For obviously, prudence, safety, and concern for other people’s health currently requires us in all aspects of our lives to be a bit guarded. Yep. Both physically and metaphorically, closed doors are pretty easy to come by these days. After all, to my sadness and everyone else’s, we’ve been holding closed worship services now for weeks. So to be welcoming given the current climate is hard to know how to do.
But even more importantly, I think, is the risk that long term we might feel the need to increasingly shrink our lives more and more. For assuming social distancing and the need to be cautious are things that will be with us for a while, well, the desire to turn more and more into ourselves is only going to increase.
So now more than ever, it seems to me, we need to be exploring and thinking about the need to be hospitable - in whatever forms and shapes that might take in the future. For even when it isn’t easy or convenient, being welcoming and open with our lives still needs to be one of the hallmarks for people of faith like us.

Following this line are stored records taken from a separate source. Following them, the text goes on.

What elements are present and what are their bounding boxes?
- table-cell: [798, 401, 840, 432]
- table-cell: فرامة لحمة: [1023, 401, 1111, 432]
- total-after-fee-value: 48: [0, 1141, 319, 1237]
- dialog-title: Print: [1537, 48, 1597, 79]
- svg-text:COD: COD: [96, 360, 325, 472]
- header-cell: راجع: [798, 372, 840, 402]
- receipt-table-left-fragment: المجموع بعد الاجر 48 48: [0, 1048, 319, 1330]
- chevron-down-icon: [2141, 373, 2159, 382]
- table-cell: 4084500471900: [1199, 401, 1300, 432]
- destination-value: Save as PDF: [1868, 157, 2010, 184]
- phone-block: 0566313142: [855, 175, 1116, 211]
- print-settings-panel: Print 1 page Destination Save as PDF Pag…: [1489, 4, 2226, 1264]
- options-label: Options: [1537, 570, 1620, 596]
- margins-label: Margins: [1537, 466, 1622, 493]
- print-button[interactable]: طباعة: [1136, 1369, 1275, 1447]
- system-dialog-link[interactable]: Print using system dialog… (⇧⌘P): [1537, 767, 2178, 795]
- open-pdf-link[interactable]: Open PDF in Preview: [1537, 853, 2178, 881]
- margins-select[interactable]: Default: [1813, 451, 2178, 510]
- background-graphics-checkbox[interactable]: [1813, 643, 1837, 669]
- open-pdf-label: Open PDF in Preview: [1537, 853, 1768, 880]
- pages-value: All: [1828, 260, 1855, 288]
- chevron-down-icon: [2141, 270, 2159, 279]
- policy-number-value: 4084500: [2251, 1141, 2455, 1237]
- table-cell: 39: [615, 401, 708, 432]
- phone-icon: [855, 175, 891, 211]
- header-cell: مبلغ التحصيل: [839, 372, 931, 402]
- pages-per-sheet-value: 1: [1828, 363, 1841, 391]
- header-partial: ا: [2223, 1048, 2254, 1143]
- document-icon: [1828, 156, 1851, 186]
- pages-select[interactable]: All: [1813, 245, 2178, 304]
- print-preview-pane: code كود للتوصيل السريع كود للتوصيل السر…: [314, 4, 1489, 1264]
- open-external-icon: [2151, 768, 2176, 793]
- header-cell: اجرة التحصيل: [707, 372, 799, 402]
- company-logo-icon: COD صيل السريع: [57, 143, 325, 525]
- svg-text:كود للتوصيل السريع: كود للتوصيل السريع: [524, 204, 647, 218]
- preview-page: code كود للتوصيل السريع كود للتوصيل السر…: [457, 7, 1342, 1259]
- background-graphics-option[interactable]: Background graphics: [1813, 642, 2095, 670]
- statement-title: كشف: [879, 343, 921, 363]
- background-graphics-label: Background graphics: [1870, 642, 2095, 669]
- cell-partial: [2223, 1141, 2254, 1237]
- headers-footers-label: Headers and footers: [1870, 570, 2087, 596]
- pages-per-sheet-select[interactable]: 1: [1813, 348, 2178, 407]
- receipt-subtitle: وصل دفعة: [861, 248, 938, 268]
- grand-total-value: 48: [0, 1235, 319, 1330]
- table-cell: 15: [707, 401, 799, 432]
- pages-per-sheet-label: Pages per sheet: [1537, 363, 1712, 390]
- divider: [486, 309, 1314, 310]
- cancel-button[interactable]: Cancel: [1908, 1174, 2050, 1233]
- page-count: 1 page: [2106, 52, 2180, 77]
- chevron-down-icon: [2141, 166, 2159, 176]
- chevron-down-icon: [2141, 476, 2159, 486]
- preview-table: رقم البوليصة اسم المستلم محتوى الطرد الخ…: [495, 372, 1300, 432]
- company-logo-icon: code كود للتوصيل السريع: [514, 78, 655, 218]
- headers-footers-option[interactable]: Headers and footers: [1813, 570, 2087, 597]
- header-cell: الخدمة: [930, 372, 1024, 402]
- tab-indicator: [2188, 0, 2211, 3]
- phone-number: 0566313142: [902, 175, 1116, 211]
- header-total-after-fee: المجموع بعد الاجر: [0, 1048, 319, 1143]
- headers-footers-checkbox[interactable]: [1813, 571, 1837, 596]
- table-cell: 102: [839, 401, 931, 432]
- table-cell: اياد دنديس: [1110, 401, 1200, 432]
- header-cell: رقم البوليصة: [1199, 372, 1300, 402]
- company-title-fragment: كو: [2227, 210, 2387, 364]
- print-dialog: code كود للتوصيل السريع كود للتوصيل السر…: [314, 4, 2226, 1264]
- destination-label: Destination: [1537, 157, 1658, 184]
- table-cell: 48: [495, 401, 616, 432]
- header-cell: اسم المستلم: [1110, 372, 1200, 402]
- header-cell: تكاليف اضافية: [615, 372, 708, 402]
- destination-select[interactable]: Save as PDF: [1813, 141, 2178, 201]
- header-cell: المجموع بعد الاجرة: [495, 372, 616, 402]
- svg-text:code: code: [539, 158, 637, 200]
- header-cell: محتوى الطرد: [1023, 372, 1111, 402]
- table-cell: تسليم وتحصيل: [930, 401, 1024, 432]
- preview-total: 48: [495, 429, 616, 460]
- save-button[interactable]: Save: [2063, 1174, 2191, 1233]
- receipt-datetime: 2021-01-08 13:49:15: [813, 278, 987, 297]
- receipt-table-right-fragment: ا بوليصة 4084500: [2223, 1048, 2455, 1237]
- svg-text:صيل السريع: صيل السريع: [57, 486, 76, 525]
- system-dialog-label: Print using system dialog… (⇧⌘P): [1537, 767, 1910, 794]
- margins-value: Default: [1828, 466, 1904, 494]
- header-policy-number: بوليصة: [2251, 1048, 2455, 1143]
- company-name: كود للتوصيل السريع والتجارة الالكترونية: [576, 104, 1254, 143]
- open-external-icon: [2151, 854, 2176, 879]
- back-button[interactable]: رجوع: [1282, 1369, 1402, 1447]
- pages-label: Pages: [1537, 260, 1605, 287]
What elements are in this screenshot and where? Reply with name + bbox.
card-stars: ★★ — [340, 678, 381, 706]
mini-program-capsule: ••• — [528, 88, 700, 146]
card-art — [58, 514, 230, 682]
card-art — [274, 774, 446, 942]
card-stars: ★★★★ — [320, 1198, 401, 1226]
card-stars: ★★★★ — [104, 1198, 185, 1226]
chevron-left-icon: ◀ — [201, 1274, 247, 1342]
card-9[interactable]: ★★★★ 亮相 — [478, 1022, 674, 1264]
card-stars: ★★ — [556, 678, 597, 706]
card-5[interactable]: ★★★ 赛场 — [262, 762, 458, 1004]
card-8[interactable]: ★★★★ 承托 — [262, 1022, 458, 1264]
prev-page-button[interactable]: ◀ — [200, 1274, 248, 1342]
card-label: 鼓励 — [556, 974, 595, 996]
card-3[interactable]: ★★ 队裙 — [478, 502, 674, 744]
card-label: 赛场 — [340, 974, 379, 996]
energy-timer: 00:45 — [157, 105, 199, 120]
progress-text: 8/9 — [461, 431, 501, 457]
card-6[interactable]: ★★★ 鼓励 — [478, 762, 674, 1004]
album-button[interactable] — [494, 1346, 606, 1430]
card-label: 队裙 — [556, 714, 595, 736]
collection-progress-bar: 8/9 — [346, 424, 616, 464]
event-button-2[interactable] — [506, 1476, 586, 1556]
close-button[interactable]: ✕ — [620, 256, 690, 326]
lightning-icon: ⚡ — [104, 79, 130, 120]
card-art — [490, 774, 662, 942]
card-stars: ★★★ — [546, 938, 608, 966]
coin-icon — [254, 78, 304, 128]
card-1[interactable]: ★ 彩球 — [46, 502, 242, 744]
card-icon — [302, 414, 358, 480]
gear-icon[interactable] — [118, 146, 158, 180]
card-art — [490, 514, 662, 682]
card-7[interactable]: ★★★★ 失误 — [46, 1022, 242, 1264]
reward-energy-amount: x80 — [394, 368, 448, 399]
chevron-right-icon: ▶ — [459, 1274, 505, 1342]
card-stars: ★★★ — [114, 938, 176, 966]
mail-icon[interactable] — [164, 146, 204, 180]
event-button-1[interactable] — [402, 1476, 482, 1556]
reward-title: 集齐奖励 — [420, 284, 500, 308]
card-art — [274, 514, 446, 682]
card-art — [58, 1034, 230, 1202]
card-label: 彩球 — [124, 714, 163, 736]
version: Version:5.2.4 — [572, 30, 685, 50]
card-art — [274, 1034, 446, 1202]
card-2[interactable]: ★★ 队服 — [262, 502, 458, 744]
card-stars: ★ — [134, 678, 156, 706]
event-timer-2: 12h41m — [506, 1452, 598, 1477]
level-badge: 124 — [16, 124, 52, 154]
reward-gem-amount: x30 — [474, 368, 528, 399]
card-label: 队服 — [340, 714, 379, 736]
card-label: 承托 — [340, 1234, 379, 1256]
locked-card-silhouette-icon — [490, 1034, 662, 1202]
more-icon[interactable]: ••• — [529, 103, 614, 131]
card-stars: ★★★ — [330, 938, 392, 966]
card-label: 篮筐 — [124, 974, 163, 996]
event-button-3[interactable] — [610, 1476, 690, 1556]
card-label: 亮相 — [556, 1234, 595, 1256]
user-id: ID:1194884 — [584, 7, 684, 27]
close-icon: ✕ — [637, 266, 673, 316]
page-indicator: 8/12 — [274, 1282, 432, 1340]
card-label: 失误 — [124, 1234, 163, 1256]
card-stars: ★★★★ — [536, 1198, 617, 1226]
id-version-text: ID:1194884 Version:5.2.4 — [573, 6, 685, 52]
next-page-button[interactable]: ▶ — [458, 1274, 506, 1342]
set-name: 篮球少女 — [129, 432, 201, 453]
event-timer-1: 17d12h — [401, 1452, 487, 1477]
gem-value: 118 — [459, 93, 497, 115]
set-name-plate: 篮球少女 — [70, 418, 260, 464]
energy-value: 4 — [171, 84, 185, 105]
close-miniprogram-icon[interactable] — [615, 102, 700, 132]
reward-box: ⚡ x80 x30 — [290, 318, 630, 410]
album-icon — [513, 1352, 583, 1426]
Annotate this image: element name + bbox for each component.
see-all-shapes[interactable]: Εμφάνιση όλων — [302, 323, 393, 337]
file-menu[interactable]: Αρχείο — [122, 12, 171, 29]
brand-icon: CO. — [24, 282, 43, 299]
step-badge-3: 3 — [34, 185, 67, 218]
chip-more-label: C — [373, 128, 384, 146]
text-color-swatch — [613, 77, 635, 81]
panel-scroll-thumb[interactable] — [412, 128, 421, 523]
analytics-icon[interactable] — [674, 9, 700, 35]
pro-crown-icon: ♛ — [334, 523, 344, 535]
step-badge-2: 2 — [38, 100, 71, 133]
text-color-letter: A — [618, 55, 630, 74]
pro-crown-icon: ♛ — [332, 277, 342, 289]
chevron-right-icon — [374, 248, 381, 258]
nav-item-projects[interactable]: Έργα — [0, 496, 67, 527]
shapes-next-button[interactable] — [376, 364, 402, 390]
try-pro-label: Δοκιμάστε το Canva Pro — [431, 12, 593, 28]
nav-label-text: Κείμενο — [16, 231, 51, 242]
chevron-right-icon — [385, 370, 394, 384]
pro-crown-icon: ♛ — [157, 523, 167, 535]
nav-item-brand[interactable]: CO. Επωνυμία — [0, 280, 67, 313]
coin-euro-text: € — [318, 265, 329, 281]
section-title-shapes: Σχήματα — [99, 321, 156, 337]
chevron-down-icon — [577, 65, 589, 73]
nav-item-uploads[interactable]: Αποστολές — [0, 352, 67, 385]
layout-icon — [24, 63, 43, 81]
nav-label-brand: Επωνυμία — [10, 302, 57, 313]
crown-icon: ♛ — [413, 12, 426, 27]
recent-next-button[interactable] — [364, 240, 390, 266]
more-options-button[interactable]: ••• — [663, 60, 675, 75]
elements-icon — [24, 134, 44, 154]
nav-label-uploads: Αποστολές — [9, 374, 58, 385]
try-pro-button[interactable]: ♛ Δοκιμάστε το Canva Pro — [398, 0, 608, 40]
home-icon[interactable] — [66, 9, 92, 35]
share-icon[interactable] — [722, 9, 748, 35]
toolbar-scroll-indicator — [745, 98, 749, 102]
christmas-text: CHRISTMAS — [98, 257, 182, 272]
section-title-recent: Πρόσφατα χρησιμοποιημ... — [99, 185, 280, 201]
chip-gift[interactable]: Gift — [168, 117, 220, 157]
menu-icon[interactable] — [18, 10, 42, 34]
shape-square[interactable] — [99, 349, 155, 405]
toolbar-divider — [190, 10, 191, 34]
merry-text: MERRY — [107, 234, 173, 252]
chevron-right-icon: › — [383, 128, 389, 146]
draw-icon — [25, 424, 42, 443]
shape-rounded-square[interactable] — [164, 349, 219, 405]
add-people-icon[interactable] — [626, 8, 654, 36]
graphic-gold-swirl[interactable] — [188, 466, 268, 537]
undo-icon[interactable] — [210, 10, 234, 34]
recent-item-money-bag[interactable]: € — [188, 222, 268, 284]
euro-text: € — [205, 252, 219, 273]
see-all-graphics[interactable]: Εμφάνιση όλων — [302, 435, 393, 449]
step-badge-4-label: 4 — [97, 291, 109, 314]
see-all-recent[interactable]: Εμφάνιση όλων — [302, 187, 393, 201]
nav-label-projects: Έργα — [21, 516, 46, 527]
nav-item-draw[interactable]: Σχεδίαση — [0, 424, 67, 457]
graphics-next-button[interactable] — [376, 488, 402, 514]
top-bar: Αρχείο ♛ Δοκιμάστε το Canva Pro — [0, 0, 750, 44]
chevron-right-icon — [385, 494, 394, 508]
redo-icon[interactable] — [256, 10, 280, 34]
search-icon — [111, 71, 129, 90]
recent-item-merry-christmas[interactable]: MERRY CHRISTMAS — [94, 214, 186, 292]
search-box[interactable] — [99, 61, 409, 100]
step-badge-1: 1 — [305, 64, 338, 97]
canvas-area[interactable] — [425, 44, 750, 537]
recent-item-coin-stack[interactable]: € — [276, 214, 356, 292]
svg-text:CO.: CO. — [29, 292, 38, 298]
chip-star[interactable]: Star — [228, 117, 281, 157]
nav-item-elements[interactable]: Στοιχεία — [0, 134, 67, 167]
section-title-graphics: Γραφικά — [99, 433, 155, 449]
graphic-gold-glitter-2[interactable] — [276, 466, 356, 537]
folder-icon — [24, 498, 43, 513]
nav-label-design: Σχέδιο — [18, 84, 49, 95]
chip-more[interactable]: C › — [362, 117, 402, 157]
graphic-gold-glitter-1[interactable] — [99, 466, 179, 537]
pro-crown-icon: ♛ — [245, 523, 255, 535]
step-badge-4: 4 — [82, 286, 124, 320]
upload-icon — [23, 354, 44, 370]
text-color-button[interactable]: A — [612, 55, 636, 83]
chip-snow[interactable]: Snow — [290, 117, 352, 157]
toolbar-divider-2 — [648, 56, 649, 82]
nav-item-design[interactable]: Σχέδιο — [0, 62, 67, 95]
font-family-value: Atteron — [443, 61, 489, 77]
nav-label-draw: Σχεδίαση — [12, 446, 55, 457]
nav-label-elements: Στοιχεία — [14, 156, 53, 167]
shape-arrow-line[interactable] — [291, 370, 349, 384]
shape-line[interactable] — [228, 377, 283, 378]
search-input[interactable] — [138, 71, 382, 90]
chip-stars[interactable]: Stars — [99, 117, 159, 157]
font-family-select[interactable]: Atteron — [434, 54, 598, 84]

In his latest book The Second Mountain, the op-ed columnist David Brooks writes about Kathy Fletcher and David Simpson. Living in the Washington, D.C. area, their son Santi had a friend named James with a home life that was less than ideal and who often went to bed hungry.
And so every now and then, Kathy and David would have James stay the night so they could feed him a proper meal. Well, James started asking if he could bring another friend with him for dinner, and then that friend asked if he could bring someone else, and before long the Fletcher/Simpson household was full of a bunch of hungry kids gathering for a shared meal every Thursday night.
So according to Brooks, if you go to their house on a Thursday night, there will be roughly 25 to 30 kids smashed around a table having dinner. Four or five have even taken up permanent residence in the Fletcher/Simpson household because their home lives were so bad. They laugh, tell jokes, and share both their struggles and joys as a group. It is an amazing enactment of hospitality and friendliness.
Or as David Brooks’ daughter put it one night after joining him for the Thursday evening meal, “That’s the warmest place I’ve ever been in my life.”
CONCLUSION: Well, the world needs warm places right now, doesn’t it?
Even though I am unsure what those places should look like or the form they should take given the state of things, we’ll have to figure it out. Because being welcoming and hospitable is way more than just a minor component of life for people like us. Nope. For as those who follow Jesus Christ, that open gate, being welcoming and hospitable, even now, is still essential to who we are.
Now to the King eternal, immortal, invisible, the only God, be honor and glory for ever and ever. Amen.